Most people now go to their own bank to get money out in order to try and avoid these $2 to $3 ATM fees. That is a good thing. People should not be charged for the privilege of accessing their own money. In modern society, you cannot get by without having a bank account. Banks get huge amounts of money put into their coffers with people's salaries, welfare payments and so on. If you go to your own bank to get money out you should not be charged for it. That is what most banks are doing now. That is a good thing, and it will be enshrined in law if these amendments are passed.

We all know there are many, many times when, despite your best efforts, you find yourself without enough cash in your wallet. It might be that the place you are wanting to purchase at does not take a card., so you cannot use payWave or you cannot use a credit card; or you might have some urgent purchase to make and you have nothing in your wallet and the only ATM nearby that you can get to is one that is not of your own bank. When you go to that bank to get money out you can be charged a fee of $2, $2.50 and sometimes even as high as $3. We know it is worse in many rural and regional areas. But what we also know is that the real cost to the bank for providing that service, of letting you get your money out even though it is not your own bank, is about 77c. The rest of the money is the cream on top of that, which the bank is making. Banks who are making world-leading record profits in this country should not be allowed to profiteer from people accessing their own money. You should have a right to access your own money from an ATM. If there is a cost because you are not going to your own bank but to another bank then let us do what this bill is doing for credit cards and limit the cost of the ATM fee to a reasonable cost to the banker for providing the service.
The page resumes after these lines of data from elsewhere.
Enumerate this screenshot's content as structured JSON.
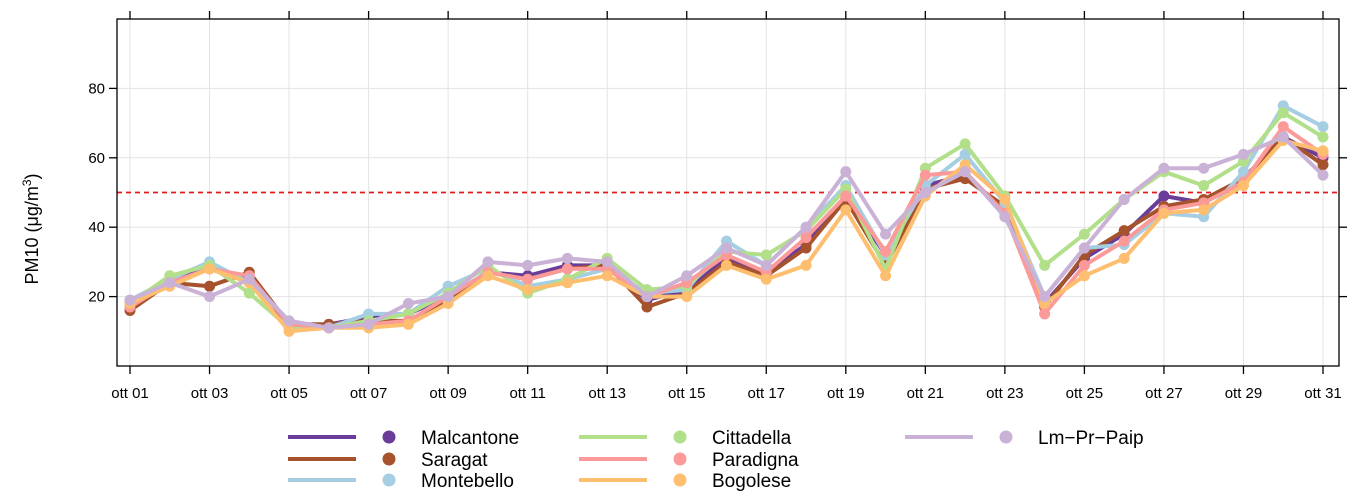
{
  "chart_data": {
    "type": "line",
    "ylabel_main": "PM10 (μg/m",
    "ylabel_sup": "3",
    "ylabel_close": ")",
    "xlabel": "",
    "ylim": [
      0,
      100
    ],
    "yticks": [
      20,
      40,
      60,
      80
    ],
    "grid": true,
    "threshold": {
      "value": 50,
      "color": "#e31a1c",
      "style": "dashed"
    },
    "x": [
      "ott 01",
      "ott 02",
      "ott 03",
      "ott 04",
      "ott 05",
      "ott 06",
      "ott 07",
      "ott 08",
      "ott 09",
      "ott 10",
      "ott 11",
      "ott 12",
      "ott 13",
      "ott 14",
      "ott 15",
      "ott 16",
      "ott 17",
      "ott 18",
      "ott 19",
      "ott 20",
      "ott 21",
      "ott 22",
      "ott 23",
      "ott 24",
      "ott 25",
      "ott 26",
      "ott 27",
      "ott 28",
      "ott 29",
      "ott 30",
      "ott 31"
    ],
    "xtick_labels": [
      "ott 01",
      "ott 03",
      "ott 05",
      "ott 07",
      "ott 09",
      "ott 11",
      "ott 13",
      "ott 15",
      "ott 17",
      "ott 19",
      "ott 21",
      "ott 23",
      "ott 25",
      "ott 27",
      "ott 29",
      "ott 31"
    ],
    "legend_position": "bottom",
    "series": [
      {
        "name": "Malcantone",
        "color": "#6a3d9a",
        "values": [
          18,
          25,
          28,
          25,
          12,
          12,
          14,
          15,
          20,
          27,
          26,
          29,
          29,
          19,
          22,
          31,
          27,
          35,
          49,
          32,
          52,
          55,
          45,
          18,
          31,
          38,
          49,
          47,
          54,
          66,
          60
        ]
      },
      {
        "name": "Saragat",
        "color": "#a6522c",
        "values": [
          16,
          24,
          23,
          27,
          12,
          12,
          13,
          13,
          19,
          27,
          25,
          28,
          29,
          17,
          21,
          30,
          26,
          34,
          48,
          29,
          51,
          54,
          46,
          17,
          32,
          39,
          46,
          48,
          54,
          66,
          58
        ]
      },
      {
        "name": "Montebello",
        "color": "#a6cee3",
        "values": [
          19,
          25,
          30,
          24,
          13,
          11,
          15,
          15,
          23,
          28,
          23,
          25,
          28,
          21,
          22,
          36,
          29,
          40,
          52,
          32,
          52,
          61,
          47,
          20,
          34,
          35,
          44,
          43,
          56,
          75,
          69
        ]
      },
      {
        "name": "Cittadella",
        "color": "#b2df8a",
        "values": [
          18,
          26,
          29,
          21,
          11,
          11,
          13,
          15,
          21,
          29,
          21,
          25,
          31,
          22,
          23,
          33,
          32,
          39,
          51,
          28,
          57,
          64,
          49,
          29,
          38,
          48,
          56,
          52,
          59,
          73,
          66
        ]
      },
      {
        "name": "Paradigna",
        "color": "#fb9a99",
        "values": [
          17,
          24,
          28,
          26,
          12,
          11,
          12,
          13,
          20,
          27,
          25,
          28,
          28,
          20,
          24,
          32,
          27,
          37,
          49,
          33,
          55,
          56,
          44,
          15,
          29,
          36,
          45,
          47,
          53,
          69,
          61
        ]
      },
      {
        "name": "Bogolese",
        "color": "#fdbf6f",
        "values": [
          18,
          23,
          28,
          24,
          10,
          11,
          11,
          12,
          18,
          26,
          22,
          24,
          26,
          20,
          20,
          29,
          25,
          29,
          45,
          26,
          49,
          58,
          48,
          18,
          26,
          31,
          44,
          45,
          52,
          65,
          62
        ]
      },
      {
        "name": "Lm−Pr−Paip",
        "color": "#cab2d6",
        "values": [
          19,
          24,
          20,
          25,
          13,
          11,
          12,
          18,
          20,
          30,
          29,
          31,
          30,
          20,
          26,
          34,
          29,
          40,
          56,
          38,
          50,
          56,
          43,
          20,
          34,
          48,
          57,
          57,
          61,
          66,
          55
        ]
      }
    ]
  }
}
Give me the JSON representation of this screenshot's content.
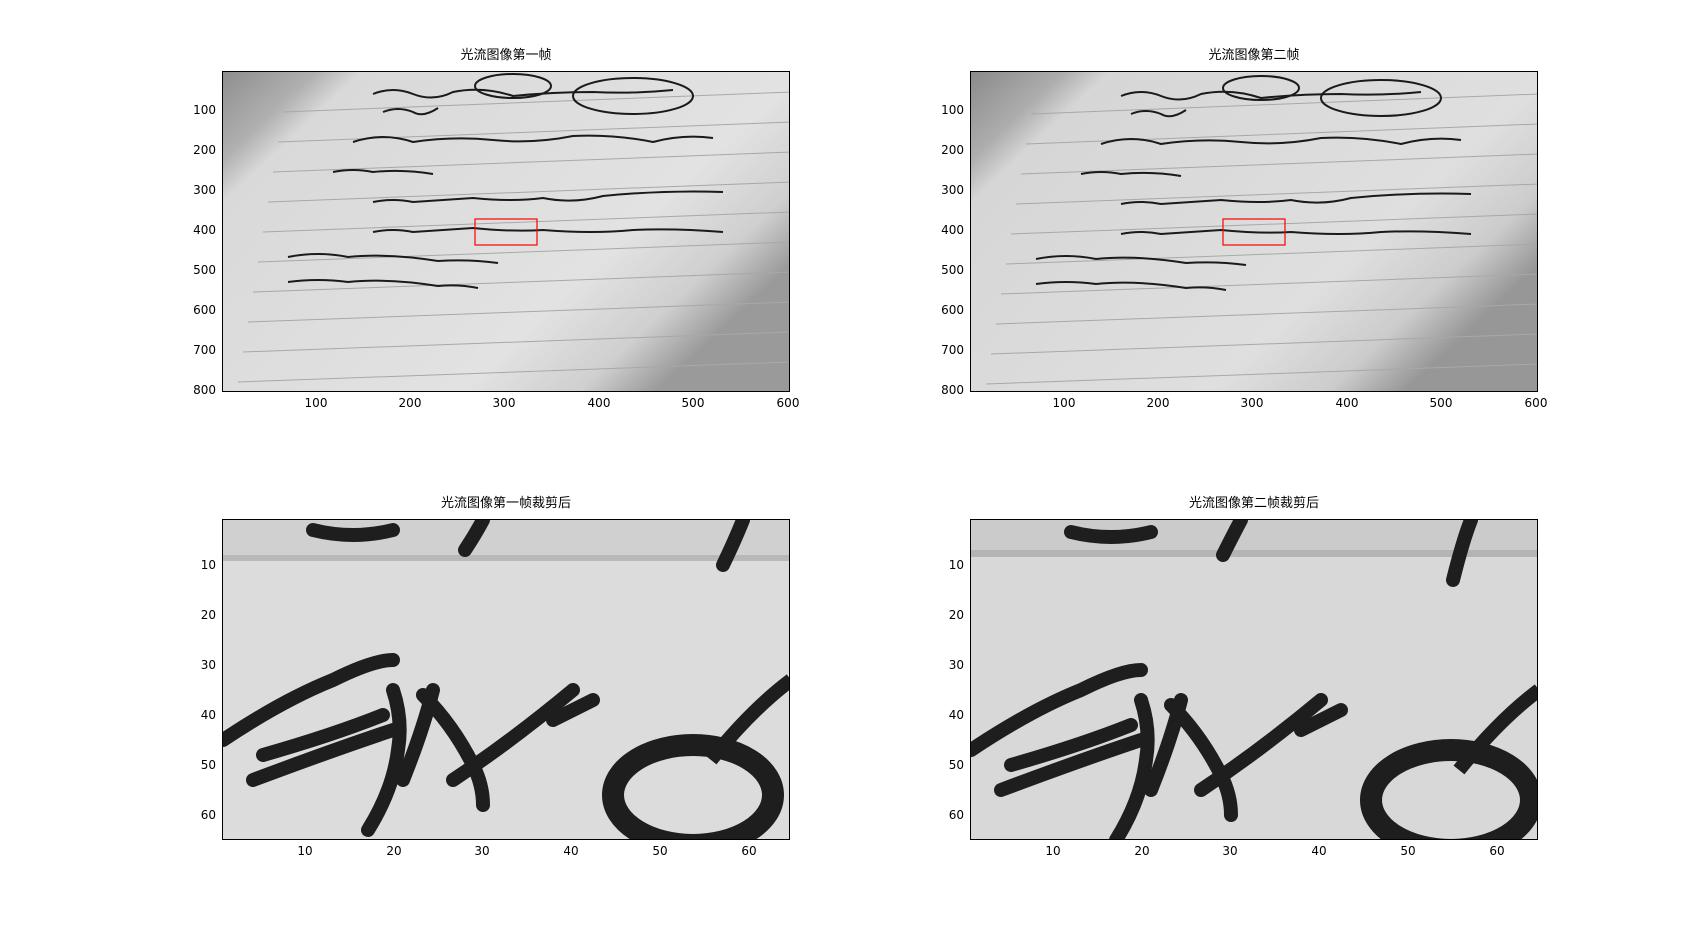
{
  "figure": {
    "panels": [
      {
        "title": "光流图像第一帧",
        "kind": "full",
        "y_ticks": [
          "100",
          "200",
          "300",
          "400",
          "500",
          "600",
          "700",
          "800"
        ],
        "x_ticks": [
          "100",
          "200",
          "300",
          "400",
          "500",
          "600"
        ],
        "roi": {
          "x": [
            267,
            331
          ],
          "y": [
            370,
            434
          ]
        }
      },
      {
        "title": "光流图像第二帧",
        "kind": "full",
        "y_ticks": [
          "100",
          "200",
          "300",
          "400",
          "500",
          "600",
          "700",
          "800"
        ],
        "x_ticks": [
          "100",
          "200",
          "300",
          "400",
          "500",
          "600"
        ],
        "roi": {
          "x": [
            267,
            331
          ],
          "y": [
            370,
            434
          ]
        }
      },
      {
        "title": "光流图像第一帧裁剪后",
        "kind": "crop",
        "y_ticks": [
          "10",
          "20",
          "30",
          "40",
          "50",
          "60"
        ],
        "x_ticks": [
          "10",
          "20",
          "30",
          "40",
          "50",
          "60"
        ]
      },
      {
        "title": "光流图像第二帧裁剪后",
        "kind": "crop",
        "y_ticks": [
          "10",
          "20",
          "30",
          "40",
          "50",
          "60"
        ],
        "x_ticks": [
          "10",
          "20",
          "30",
          "40",
          "50",
          "60"
        ]
      }
    ],
    "colors": {
      "roi_box": "#ff0000",
      "paper": "#d8d8d8",
      "ink": "#1a1a1a"
    }
  }
}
These amendments will allow a standard to be set. The RBA, the Reserve Bank of Australia, will set that standard with regard to the cost to the bank for recovering the cost of the transaction. So banks will not be left out of pocket by this amendment, but consumers will be better off. We are saying: let us take a very, very good principle that this government is applying to credit cards and also apply it to ATM fees. It is essential, because people are sick of seeing that $2 or $3 fee come up when they are getting their own money out. People are sick of being charged for the privilege of accessing their own money, because often they have tried their best to get to their own ATM and they just cannot for whatever reason.

What we also know is that these fixed fees hurt the poor and low-income earners more than everyone else, because they are the ones who are most likely to withdraw small amounts of money. When you take $20, $40 or $50 out the ATM, whacking a $2.50 fee on top of that is a much, much bigger impost on these people than it is on someone who is in a position to take out several hundreds of dollars at one particular time. So it is an equity measure as well.

Consumer groups and the Greens have been campaigning for years to rein in excessive ATM fees that are just another way for the banks to make money. When we remember that the big four banks are the most profitable in the world and are bringing in in the order of $30 billion profit combined, this is one small way that they could give back to the community. They could say: we are no longer going to profiteer from people getting access to their own money. I commend these amendments to the House. If the minister sincerely believes, as I am sure he does, in the spirit of these amendments for credit card fees, there is no logical reason not to extend them to ATM fees as well.